Re-running Regression on Smaller Subset
reg_pedcrash_small <- lm(WalkScore ~ per_capita_crash, crash_and_pop_small)
crash_and_pop_small %>%
plot_ly(x = ~per_capita_crash, y = ~WalkScore, hoverinfo = 'text', text = ~paste(PLACENAME), type = 'scatter', mode = 'markers', name = "City") %>%
layout(title = "Crashes Per Capita vs Walk Score \n Subsetted from 100 Cities With Pop. Over 200K", xaxis = list(title = "Fatal Crashes Involving Pedestrians (selected PEDCTYPE codes) Divided by Population"), yaxis = list(title = "Walk Score"))%>%
add_trace(x = ~per_capita_crash, y = fitted(reg_pedcrash_small), mode = 'lines', hoverinfo = 'skip', name = 'Regression Line')
Click here to see the plot generated by this code.
summary(reg_pedcrash_small)
##
## Call:
## lm(formula = WalkScore ~ per_capita_crash, data = crash_and_pop_small)
##
## Residuals:
## Min 1Q Median 3Q Max
## -22.651 -12.238 -3.987 13.222 41.213
##
## Coefficients:
## Estimate Std. Error t value Pr(>|t|)
## (Intercept) 4.606e+01 3.744e+00 12.301 <2e-16 ***
## per_capita_crash 7.144e+05 5.980e+05 1.195 0.236
## ---
## Signif. codes: 0 '***' 0.001 '**' 0.01 '*' 0.05 '.' 0.1 ' ' 1
##
## Residual standard error: 15.73 on 71 degrees of freedom
## Multiple R-squared: 0.01971, Adjusted R-squared: 0.005901
## F-statistic: 1.427 on 1 and 71 DF, p-value: 0.2362
# Only a tiny change in p-value...
set.seed(196)
cvResult2 <- numeric(1000)
for(i in 1:1000) {
inds <- sample(x = 1:nrow(crash_and_pop_small), size = round(.7*nrow(crash_and_pop_small)), replace = F)
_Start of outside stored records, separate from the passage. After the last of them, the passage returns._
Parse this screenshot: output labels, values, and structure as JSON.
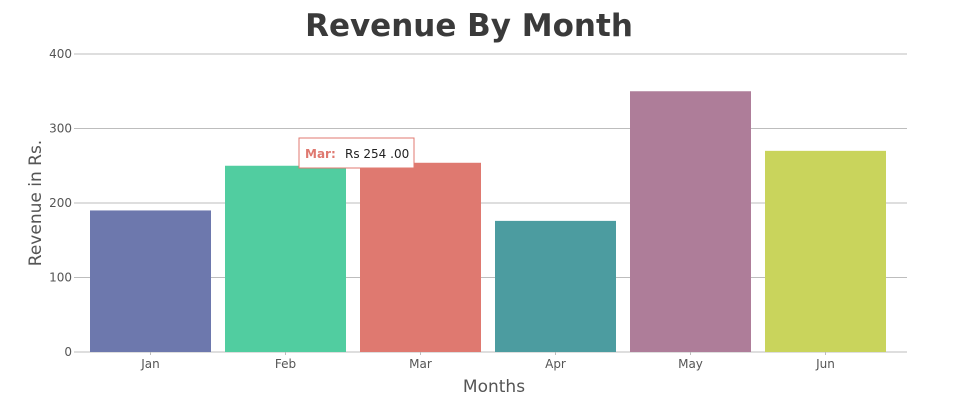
{
  "chart_data": {
    "type": "bar",
    "title": "Revenue By Month",
    "xlabel": "Months",
    "ylabel": "Revenue in Rs.",
    "categories": [
      "Jan",
      "Feb",
      "Mar",
      "Apr",
      "May",
      "Jun"
    ],
    "values": [
      190,
      250,
      254,
      176,
      350,
      270
    ],
    "colors": [
      "#6d78ad",
      "#51cda0",
      "#df7970",
      "#4c9ca0",
      "#ae7d99",
      "#c9d45c"
    ],
    "ylim": [
      0,
      400
    ],
    "yticks": [
      "0",
      "100",
      "200",
      "300",
      "400"
    ],
    "grid": true,
    "tooltip": {
      "category": "Mar",
      "label": "Mar:",
      "value": "Rs 254 .00",
      "label_color": "#df7970"
    }
  }
}
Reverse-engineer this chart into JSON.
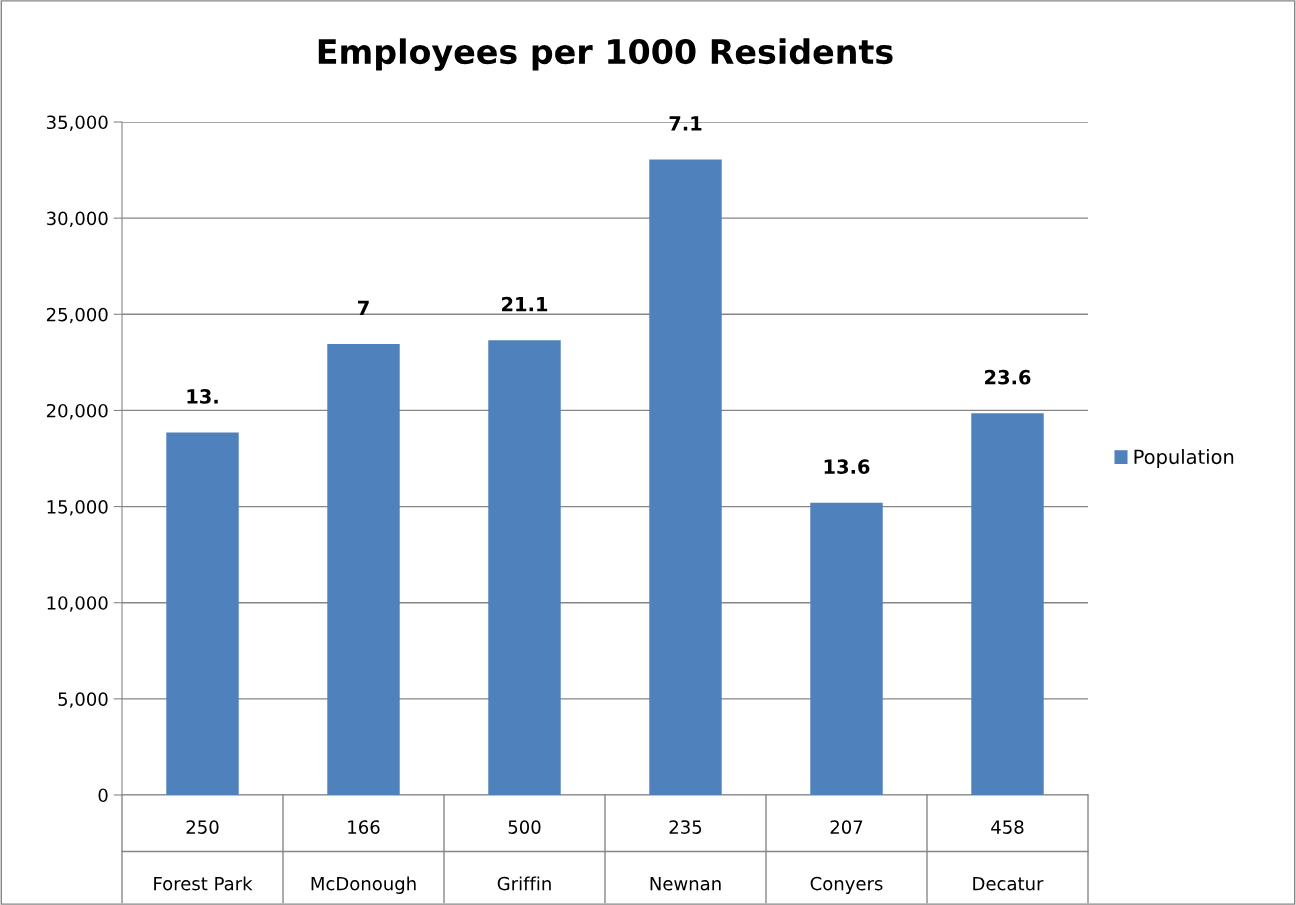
{
  "chart_data": {
    "type": "bar",
    "title": "Employees per 1000 Residents",
    "categories": [
      "250\nForest Park",
      "166\nMcDonough",
      "500\nGriffin",
      "235\nNewnan",
      "207\nConyers",
      "458\nDecatur"
    ],
    "series": [
      {
        "name": "Population",
        "color": "#4f81bd",
        "values": [
          18850,
          23450,
          23650,
          33050,
          15200,
          19850
        ]
      }
    ],
    "ylim": [
      0,
      35000
    ],
    "yticks": [
      {
        "value": 0,
        "label": "0"
      },
      {
        "value": 5000,
        "label": "5,000"
      },
      {
        "value": 10000,
        "label": "10,000"
      },
      {
        "value": 15000,
        "label": "15,000"
      },
      {
        "value": 20000,
        "label": "20,000"
      },
      {
        "value": 25000,
        "label": "25,000"
      },
      {
        "value": 30000,
        "label": "30,000"
      },
      {
        "value": 35000,
        "label": "35,000"
      }
    ],
    "grid": "y",
    "legend": "right",
    "annotations": [
      "13.",
      "7",
      "21.1",
      "7.1",
      "13.6",
      "23.6"
    ]
  }
}
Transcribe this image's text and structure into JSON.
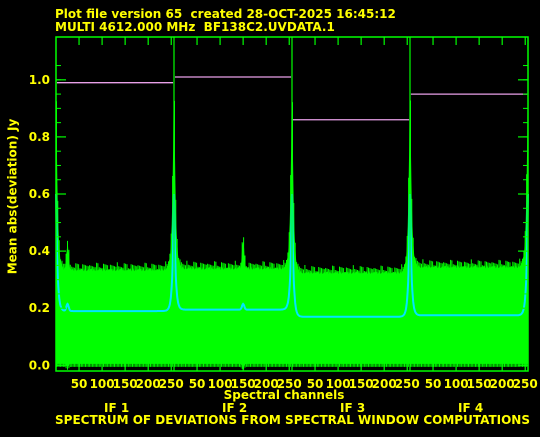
{
  "header": {
    "line1": "Plot file version 65  created 28-OCT-2025 16:45:12",
    "line2": "MULTI 4612.000 MHz  BF138C2.UVDATA.1"
  },
  "footer": {
    "caption": "SPECTRUM OF DEVIATIONS FROM SPECTRAL WINDOW COMPUTATIONS"
  },
  "colors": {
    "background": "#000000",
    "text": "#ffff00",
    "band": "#00ff00",
    "mean": "#00e6ff",
    "rms_line": "#e8a0e8",
    "frame": "#00ff00"
  },
  "chart_data": {
    "type": "line",
    "title": "",
    "xlabel": "Spectral channels",
    "ylabel": "Mean abs(deviation) Jy",
    "ylim": [
      -0.02,
      1.15
    ],
    "yticks": [
      0.0,
      0.2,
      0.4,
      0.6,
      0.8,
      1.0
    ],
    "ytick_labels": [
      "0.0",
      "0.2",
      "0.4",
      "0.6",
      "0.8",
      "1.0"
    ],
    "xticks_per_panel": [
      50,
      100,
      150,
      200,
      250
    ],
    "xtick_labels": [
      "50",
      "100",
      "150",
      "200",
      "250"
    ],
    "channels_per_panel": 256,
    "grid": false,
    "panels": [
      {
        "name": "IF 1",
        "flat_line": 0.99,
        "band_top": 0.34,
        "band_bottom": 0.005,
        "mean_level": 0.19,
        "bump_channel": 25,
        "bump_top": 0.43,
        "bump_mean": 0.215
      },
      {
        "name": "IF 2",
        "flat_line": 1.01,
        "band_top": 0.345,
        "band_bottom": 0.005,
        "mean_level": 0.195,
        "bump_channel": 150,
        "bump_top": 0.44,
        "bump_mean": 0.215
      },
      {
        "name": "IF 3",
        "flat_line": 0.86,
        "band_top": 0.33,
        "band_bottom": 0.005,
        "mean_level": 0.17,
        "bump_channel": null,
        "bump_top": null,
        "bump_mean": null
      },
      {
        "name": "IF 4",
        "flat_line": 0.95,
        "band_top": 0.35,
        "band_bottom": 0.005,
        "mean_level": 0.175,
        "bump_channel": null,
        "bump_top": null,
        "bump_mean": null
      }
    ]
  }
}
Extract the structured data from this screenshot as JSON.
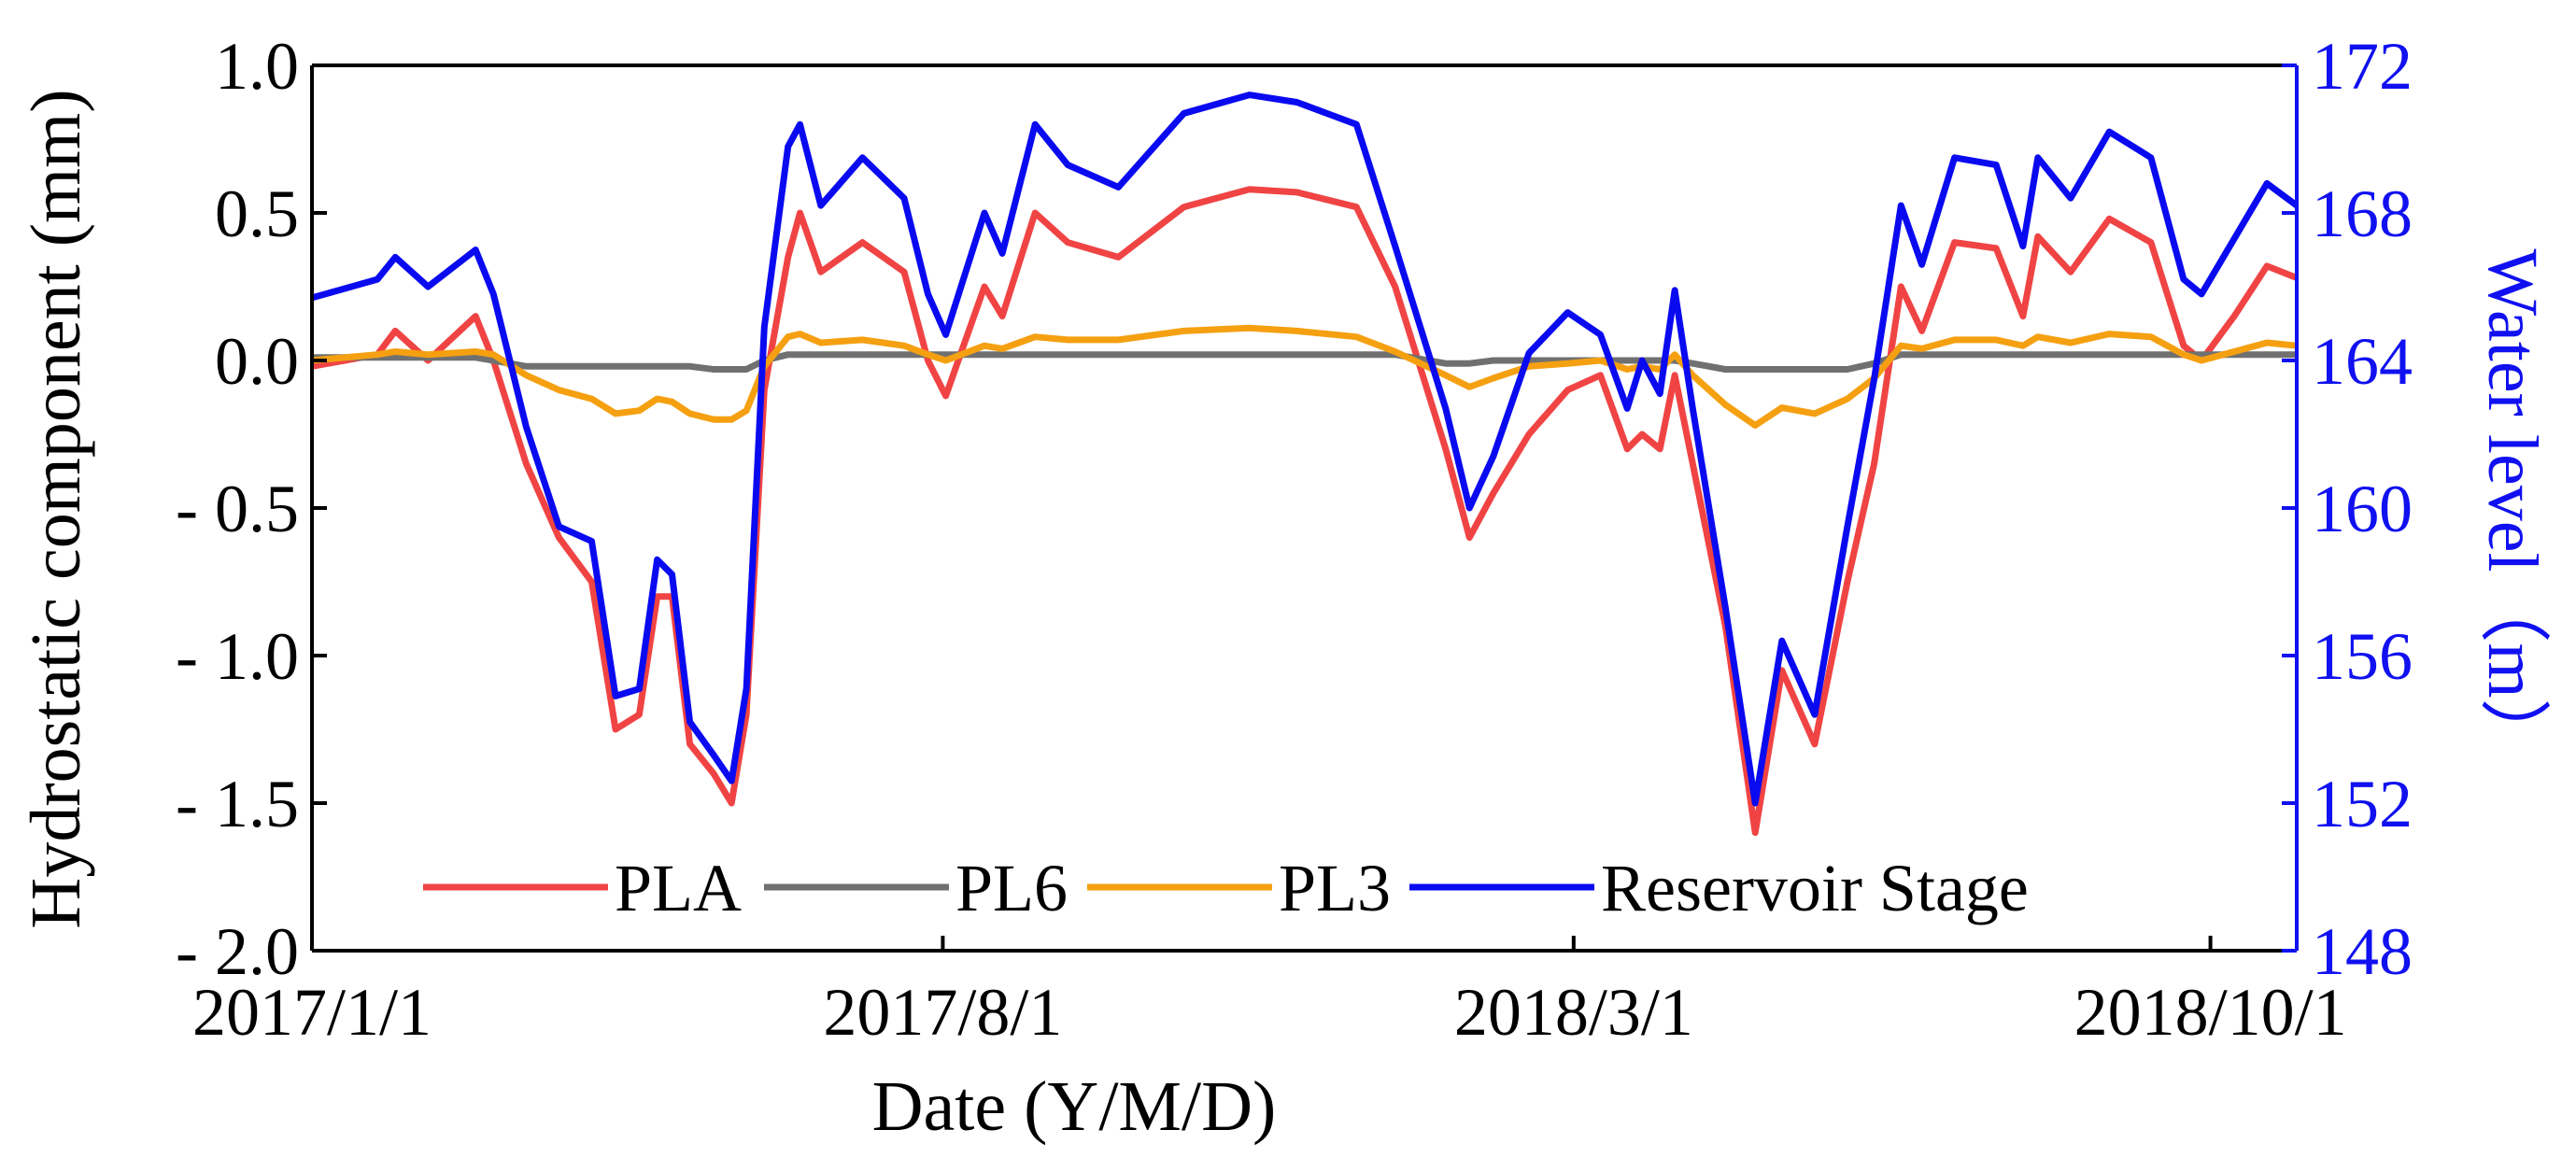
{
  "chart_data": {
    "type": "line",
    "xlabel": "Date (Y/M/D)",
    "ylabel": "Hydrostatic component (mm)",
    "y2label": "Water level（m）",
    "x": [
      "2017/1/1",
      "2017/1/23",
      "2017/1/29",
      "2017/2/9",
      "2017/2/25",
      "2017/3/3",
      "2017/3/14",
      "2017/3/25",
      "2017/4/5",
      "2017/4/13",
      "2017/4/21",
      "2017/4/27",
      "2017/5/2",
      "2017/5/8",
      "2017/5/16",
      "2017/5/22",
      "2017/5/27",
      "2017/6/2",
      "2017/6/10",
      "2017/6/14",
      "2017/6/21",
      "2017/7/5",
      "2017/7/19",
      "2017/7/27",
      "2017/8/2",
      "2017/8/15",
      "2017/8/21",
      "2017/9/1",
      "2017/9/12",
      "2017/9/29",
      "2017/10/21",
      "2017/11/12",
      "2017/11/28",
      "2017/12/18",
      "2017/12/31",
      "2018/1/17",
      "2018/1/25",
      "2018/2/2",
      "2018/2/14",
      "2018/2/27",
      "2018/3/10",
      "2018/3/19",
      "2018/3/24",
      "2018/3/30",
      "2018/4/4",
      "2018/4/10",
      "2018/4/21",
      "2018/5/1",
      "2018/5/10",
      "2018/5/21",
      "2018/6/1",
      "2018/6/10",
      "2018/6/19",
      "2018/6/26",
      "2018/7/7",
      "2018/7/21",
      "2018/7/30",
      "2018/8/4",
      "2018/8/15",
      "2018/8/28",
      "2018/9/11",
      "2018/9/22",
      "2018/9/28",
      "2018/10/9",
      "2018/10/20",
      "2018/10/30"
    ],
    "xlim": [
      "2017/1/1",
      "2018/10/30"
    ],
    "xticks": [
      "2017/1/1",
      "2017/8/1",
      "2018/3/1",
      "2018/10/1"
    ],
    "ylim": [
      -2,
      1
    ],
    "yticks": [
      {
        "value": -2,
        "label": "- 2.0"
      },
      {
        "value": -1.5,
        "label": "- 1.5"
      },
      {
        "value": -1,
        "label": "- 1.0"
      },
      {
        "value": -0.5,
        "label": "- 0.5"
      },
      {
        "value": 0,
        "label": "0.0"
      },
      0.5,
      {
        "value": 1,
        "label": "1.0"
      }
    ],
    "y2lim": [
      148,
      172
    ],
    "y2ticks": [
      148,
      152,
      156,
      160,
      164,
      168,
      172
    ],
    "y2color": "#1010f0",
    "legend": "bottom",
    "series": [
      {
        "name": "PLA",
        "color": "#f04444",
        "values": [
          -0.02,
          0.02,
          0.1,
          0.0,
          0.15,
          0.0,
          -0.35,
          -0.6,
          -0.75,
          -1.25,
          -1.2,
          -0.8,
          -0.8,
          -1.3,
          -1.4,
          -1.5,
          -1.2,
          -0.1,
          0.35,
          0.5,
          0.3,
          0.4,
          0.3,
          0.0,
          -0.12,
          0.25,
          0.15,
          0.5,
          0.4,
          0.35,
          0.52,
          0.58,
          0.57,
          0.52,
          0.25,
          -0.3,
          -0.6,
          -0.45,
          -0.25,
          -0.1,
          -0.05,
          -0.3,
          -0.25,
          -0.3,
          -0.05,
          -0.35,
          -0.9,
          -1.6,
          -1.05,
          -1.3,
          -0.75,
          -0.35,
          0.25,
          0.1,
          0.4,
          0.38,
          0.15,
          0.42,
          0.3,
          0.48,
          0.4,
          0.05,
          0.0,
          0.15,
          0.32,
          0.28
        ]
      },
      {
        "name": "PL6",
        "color": "#707070",
        "values": [
          0.01,
          0.01,
          0.01,
          0.01,
          0.01,
          0.0,
          -0.02,
          -0.02,
          -0.02,
          -0.02,
          -0.02,
          -0.02,
          -0.02,
          -0.02,
          -0.03,
          -0.03,
          -0.03,
          0.0,
          0.02,
          0.02,
          0.02,
          0.02,
          0.02,
          0.02,
          0.02,
          0.02,
          0.02,
          0.02,
          0.02,
          0.02,
          0.02,
          0.02,
          0.02,
          0.02,
          0.02,
          -0.01,
          -0.01,
          0.0,
          0.0,
          0.0,
          0.0,
          0.0,
          0.0,
          0.0,
          0.0,
          -0.01,
          -0.03,
          -0.03,
          -0.03,
          -0.03,
          -0.03,
          -0.01,
          0.02,
          0.02,
          0.02,
          0.02,
          0.02,
          0.02,
          0.02,
          0.02,
          0.02,
          0.02,
          0.02,
          0.02,
          0.02,
          0.02
        ]
      },
      {
        "name": "PL3",
        "color": "#f5a011",
        "values": [
          0.0,
          0.02,
          0.03,
          0.02,
          0.03,
          0.02,
          -0.05,
          -0.1,
          -0.13,
          -0.18,
          -0.17,
          -0.13,
          -0.14,
          -0.18,
          -0.2,
          -0.2,
          -0.17,
          -0.02,
          0.08,
          0.09,
          0.06,
          0.07,
          0.05,
          0.02,
          0.0,
          0.05,
          0.04,
          0.08,
          0.07,
          0.07,
          0.1,
          0.11,
          0.1,
          0.08,
          0.03,
          -0.05,
          -0.09,
          -0.06,
          -0.02,
          -0.01,
          0.0,
          -0.03,
          -0.02,
          -0.03,
          0.02,
          -0.05,
          -0.15,
          -0.22,
          -0.16,
          -0.18,
          -0.13,
          -0.06,
          0.05,
          0.04,
          0.07,
          0.07,
          0.05,
          0.08,
          0.06,
          0.09,
          0.08,
          0.02,
          0.0,
          0.03,
          0.06,
          0.05
        ]
      },
      {
        "name": "Reservoir Stage",
        "color": "#0a0af0",
        "axis": "y2",
        "values": [
          165.7,
          166.2,
          166.8,
          166.0,
          167.0,
          165.8,
          162.2,
          159.5,
          159.1,
          154.9,
          155.1,
          158.6,
          158.2,
          154.2,
          153.3,
          152.6,
          155.1,
          164.9,
          169.8,
          170.4,
          168.2,
          169.5,
          168.4,
          165.8,
          164.7,
          168.0,
          166.9,
          170.4,
          169.3,
          168.7,
          170.7,
          171.2,
          171.0,
          170.4,
          167.1,
          162.7,
          160.0,
          161.4,
          164.2,
          165.3,
          164.7,
          162.7,
          164.0,
          163.1,
          165.9,
          162.7,
          157.3,
          152.0,
          156.4,
          154.4,
          159.5,
          163.5,
          168.2,
          166.6,
          169.5,
          169.3,
          167.1,
          169.5,
          168.4,
          170.2,
          169.5,
          166.2,
          165.8,
          167.3,
          168.8,
          168.2
        ]
      }
    ]
  }
}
train <- crash_and_pop_small %>% slice(inds)
reg_score_CV <- lm(formula = WalkScore ~ per_capita_crash,
data = train)
test <- crash_and_pop_small %>% slice(-inds)
test$preds <- predict(reg_score_CV, newdata = test)
e <- test$WalkScore - test$preds
se <- e^2
mse <- mean(se)
rmse <- sqrt(mse)
cvResult2[i] <- rmse
}
mean(cvResult2)
## [1] 16.08465
Conclusion
Regression analysis did not reveal a statistically significant relationship between fatal pedestrian-involved crash incidence and Walk Score. Predictions made with a simple linear model for these two variables had considerable error. Pruning cases for relevance did not seem to have any effect on this error or the statistical significance of the relationship. The inconclusive finding may be due to the fact that this work included only a narrow range of cities. Additionally, perhaps Walk Score, intended for use by prospective tenants and homeowners to choose where to live, is not the best performing measure for walkability in the context of road safety. More work would be needed for a definitive answer to the question driving this project.